On Anger

I’ve had a long and complex relationship with anger. It was a creature I battled when I was young, a presence I was aware of as I grew, and a facet of me that I focused on understanding into adulthood. But I have been so focused on knowing and managing my anger for so long, and have so thoroughly learned to distance myself from it, that somewhere along the way I stopped recognising its emergence or existence at all. Which is kind of a terrifying thought, because surely anger serves a purpose? At its most powerful, expressing it is cathartic and may even be healing, should the recipient of the force of it understand or welcome it. At its worst, it can get messy, which was the spectre that goaded me to continue on the path of distancing myself from anger for so long. Being mindful, owning my emotions and zooming out to get perspective always felt like the positive, wholesome things to do. But I find myself wondering if that is healthy or even right. What if anger is the thing you need to traverse to find some clarity, or truth, or answer? What if anger is the best way to express your perspective? What if anger helps you meet someone, in courage, on some distant, desolate branch? What if anger sets you free?
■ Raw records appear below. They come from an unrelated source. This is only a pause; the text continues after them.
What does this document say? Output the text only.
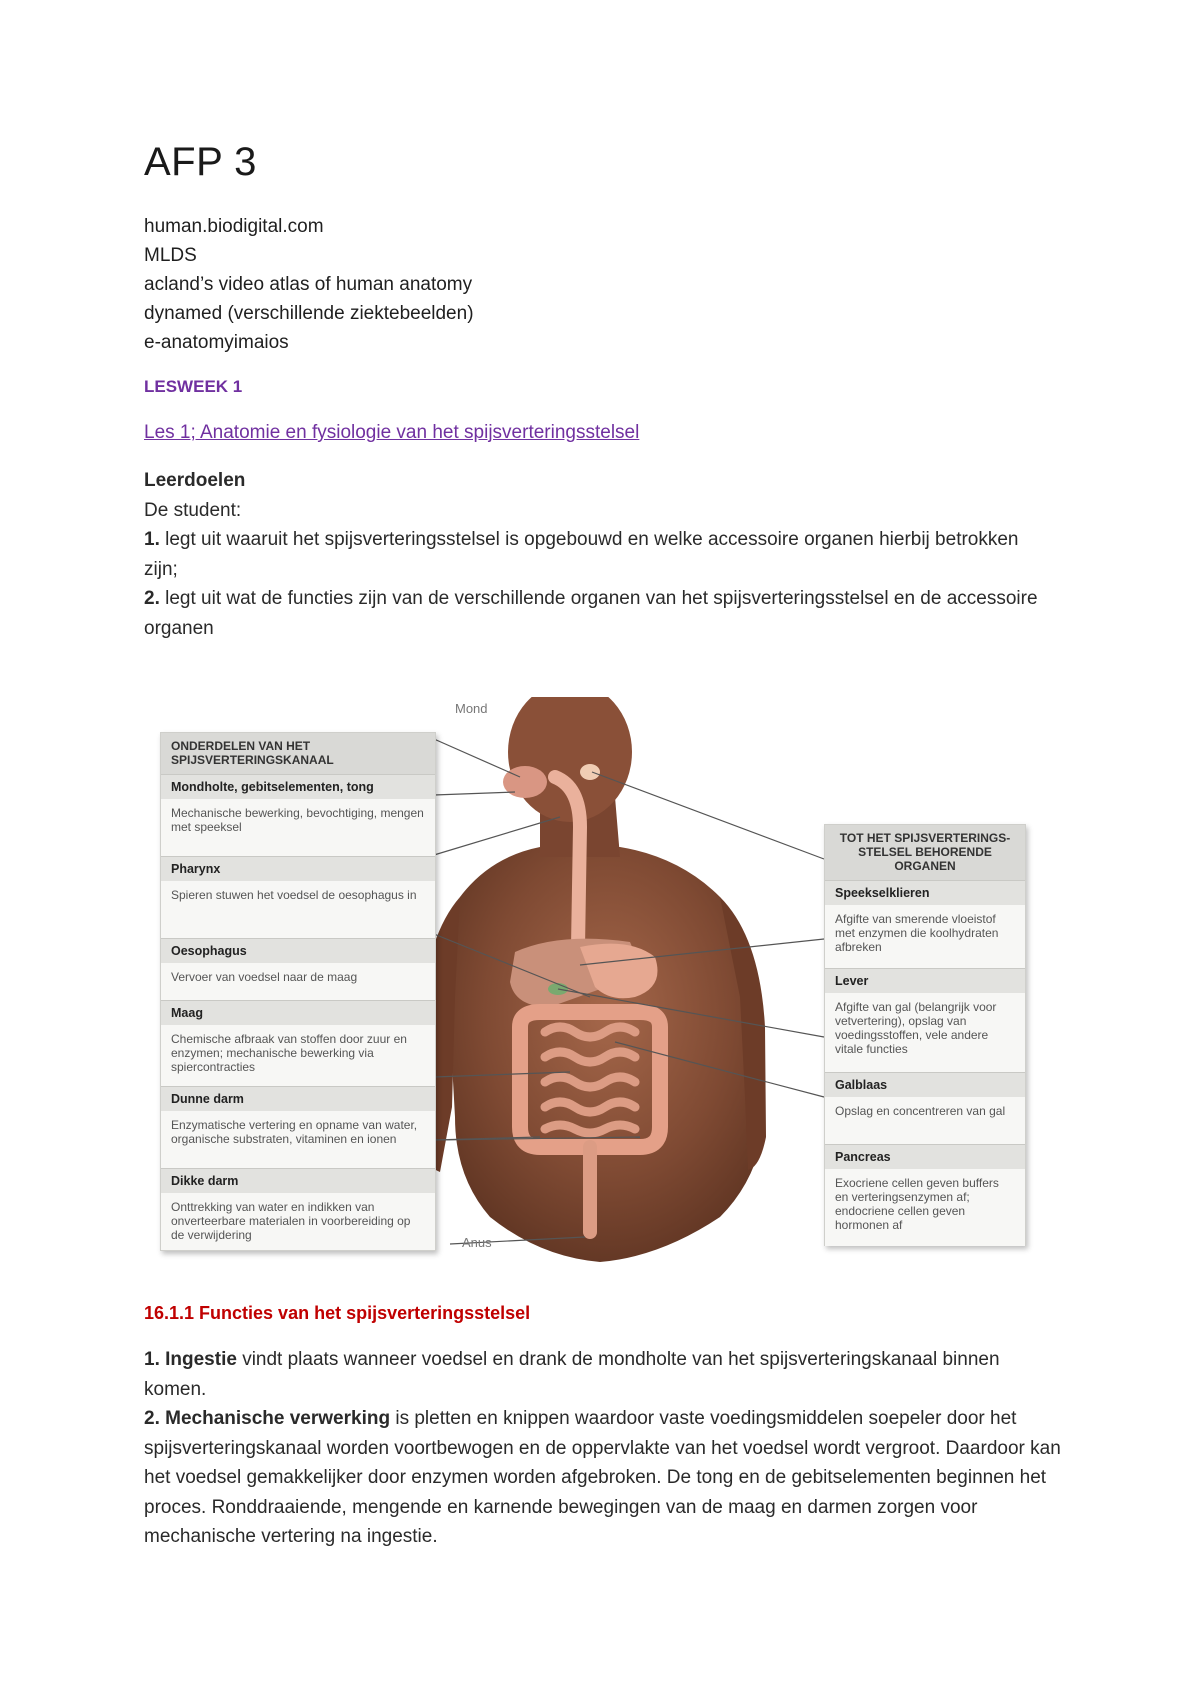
AFP 3
human.biodigital.com
MLDS
acland’s video atlas of human anatomy
dynamed (verschillende ziektebeelden)
e-anatomyimaios
LESWEEK 1
Les 1; Anatomie en fysiologie van het spijsverteringsstelsel
Leerdoelen
De student:
1. legt uit waaruit het spijsverteringsstelsel is opgebouwd en welke accessoire organen hierbij betrokken zijn;
2. legt uit wat de functies zijn van de verschillende organen van het spijsverteringsstelsel en de accessoire organen
Mond
Anus
ONDERDELEN VAN HET SPIJSVERTERINGSKANAAL
Mondholte, gebitselementen, tong
Mechanische bewerking, bevochtiging, mengen met speeksel
Pharynx
Spieren stuwen het voedsel de oesophagus in
Oesophagus
Vervoer van voedsel naar de maag
Maag
Chemische afbraak van stoffen door zuur en enzymen; mechanische bewerking via spiercontracties
Dunne darm
Enzymatische vertering en opname van water, organische substraten, vitaminen en ionen
Dikke darm
Onttrekking van water en indikken van onverteerbare materialen in voorbereiding op de verwijdering
TOT HET SPIJSVERTERINGS-STELSEL BEHORENDE ORGANEN
Speekselklieren
Afgifte van smerende vloeistof met enzymen die koolhydraten afbreken
Lever
Afgifte van gal (belangrijk voor vetvertering), opslag van voedingsstoffen, vele andere vitale functies
Galblaas
Opslag en concentreren van gal
Pancreas
Exocriene cellen geven buffers en verteringsenzymen af; endocriene cellen geven hormonen af
16.1.1 Functies van het spijsverteringsstelsel
1. Ingestie vindt plaats wanneer voedsel en drank de mondholte van het spijsverteringskanaal binnen komen.
2. Mechanische verwerking is pletten en knippen waardoor vaste voedingsmiddelen soepeler door het spijsverteringskanaal worden voortbewogen en de oppervlakte van het voedsel wordt vergroot. Daardoor kan het voedsel gemakkelijker door enzymen worden afgebroken. De tong en de gebitselementen beginnen het proces. Ronddraaiende, mengende en karnende bewegingen van de maag en darmen zorgen voor mechanische vertering na ingestie.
This relationship with anger – truly, a fear of it and what it can bring forth – must not be serving me. For all my circumspect, for all my gentle prodding, for all my mindful curiosity, I have lost my sensitivity to anger, to what it feels like, what that brewing inside me means. It has been replaced by cold detachment, and an inability to articulate the ebb and flow of feeling – a concept so absolutely foreign to me that this realisation hit me like a wave. I know feeling. So, not feeling means not me. Which means I must find a way back to anger, a way to recognise it, feel it, observe it, express it, dig into it, ride it, emerge from it. I want to navigate through that craggy terrain, because I think there’s freedom, glinting there, on the other side of anger’s expanse.